I know, 15 reps is technically endurance but after three weeks of 30, 15 makes you feel like you’re training for Mr. Olympia. Back in the Shed Days, when Phil and I would venture into our iron phases we’d always have the same reaction: “I forgot how everyone at the gym is trying to gain weight.” As climbers all we ever wanted to do was get lighter. Most of our friends, in fact, thought we were high for going to the gym at all. Hence, weight lifting became known to us as “beefin.”
Climbers can’t afford a lot of beef. Gravity is too forceful. Gaining weight will offset any strength gains you can make so it becomes vital to only allow hypertrophy happen in muscles that you need for climbing. Large muscles may look good on the beach but they are anchors when you’re hanging off of one digit. This is why the Workout From Hell is structured the way it is. Most hypertrophy is gained when you fail between 8 and 12 reps, which is why there’s a phase of 15 and another of 5. We’re doing our best to avoid gaining mass.

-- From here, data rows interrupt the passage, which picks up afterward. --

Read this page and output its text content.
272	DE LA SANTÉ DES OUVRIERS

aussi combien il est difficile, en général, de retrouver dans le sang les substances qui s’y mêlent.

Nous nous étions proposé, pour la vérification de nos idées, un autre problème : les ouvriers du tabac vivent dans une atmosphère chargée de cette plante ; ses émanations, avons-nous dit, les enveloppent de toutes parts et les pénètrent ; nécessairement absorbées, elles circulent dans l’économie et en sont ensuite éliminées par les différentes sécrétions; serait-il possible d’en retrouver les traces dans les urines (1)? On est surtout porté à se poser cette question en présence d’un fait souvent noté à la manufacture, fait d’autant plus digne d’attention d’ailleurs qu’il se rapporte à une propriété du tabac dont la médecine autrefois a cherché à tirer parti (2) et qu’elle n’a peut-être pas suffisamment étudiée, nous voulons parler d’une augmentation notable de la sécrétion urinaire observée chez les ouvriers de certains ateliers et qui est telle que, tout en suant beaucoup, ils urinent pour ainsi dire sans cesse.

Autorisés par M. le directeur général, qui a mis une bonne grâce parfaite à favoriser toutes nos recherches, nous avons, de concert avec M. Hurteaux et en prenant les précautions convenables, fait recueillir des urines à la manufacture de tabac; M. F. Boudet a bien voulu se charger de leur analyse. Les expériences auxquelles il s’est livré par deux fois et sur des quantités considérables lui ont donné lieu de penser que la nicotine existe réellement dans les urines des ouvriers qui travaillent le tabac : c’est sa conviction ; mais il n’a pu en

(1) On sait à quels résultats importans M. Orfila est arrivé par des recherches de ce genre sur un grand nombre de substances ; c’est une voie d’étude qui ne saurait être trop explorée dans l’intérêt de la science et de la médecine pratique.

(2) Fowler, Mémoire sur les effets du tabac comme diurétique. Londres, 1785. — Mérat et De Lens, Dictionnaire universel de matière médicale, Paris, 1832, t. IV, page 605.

Some hypertrophy will occur. There is no way around it and, frankly, it can be helpful if done right because your muscles need to function in balance. To accomplish this it’s important to both keep your schedule focused on climbing muscles primarily and to make sure you hit 15 reps. The latter is easier said than done as most of us are conditioned to fail in the 8-12 rep range. Eeking out those last three are vital. You should fail on occasion, of course, but don’t get in the habit of always picking up too much weight and failing early.
Largo said the 15 rep phase is for strength. While technically inaccurate—never tell a strength coach you’re doing 15 reps for strength without expecting to be slapped—you are teaching your muscles that got conditioned to endure 30 reps to re-focus on 15. As your engrams engage you are actually getting stronger. So Largo was correct even though you’re not working on muscle cell motor until recruitment.
My schedule is varies somewhat from the 30 rep phase. My reasons for changing are personal. Yours should be too. So instead of just reading this and following along you should assess your strengths and weaknesses and alter the schedule accordingly.
I couldn’t do even easy yoga for a while but now I can. I do Rodney Yee’s Back Care Yoga as a warm-up. This, of course, is very specific to my situation.
I’ve described the new hangboard routine. I climb outside once or twice a week but only on easy routes, 12a and under, and I only do short sessions (up to about 6 pitches).
Front pull-downs get moved to day 2. This is interesting and personal. Using bands for 30 reps my rear delts were taking the brunt of this exercise early on because I was out of balance in this area and, using bands, the elastic force created more need for stabilization. Now they are mainly a lat exercise.
In place of these I’m doing forward bend lateral raises at about 30 degrees and have replaced the standing lateral raises to front raises.
I’ve stopped doing the band overhead tri extensions and replaced them with chair dips.
I now do five back exercises. The first is band pull-downs which just aren’t that hard so they are like a transition exercise between the warm-up and the workout. I then add front pull-downs for a fifth exercise.
I then subtract a chest exercise. My chest, while not big, is much bigger than it needs to be for climbing. I consider each movement done here to be fairly climbing specific.
I’m adding more legs and core as I can. Most notably I’ve begun using the Ab Roller in sets of 15.
pic: kauk and gullich beef it with sly to morph into hollywood-approved climbers.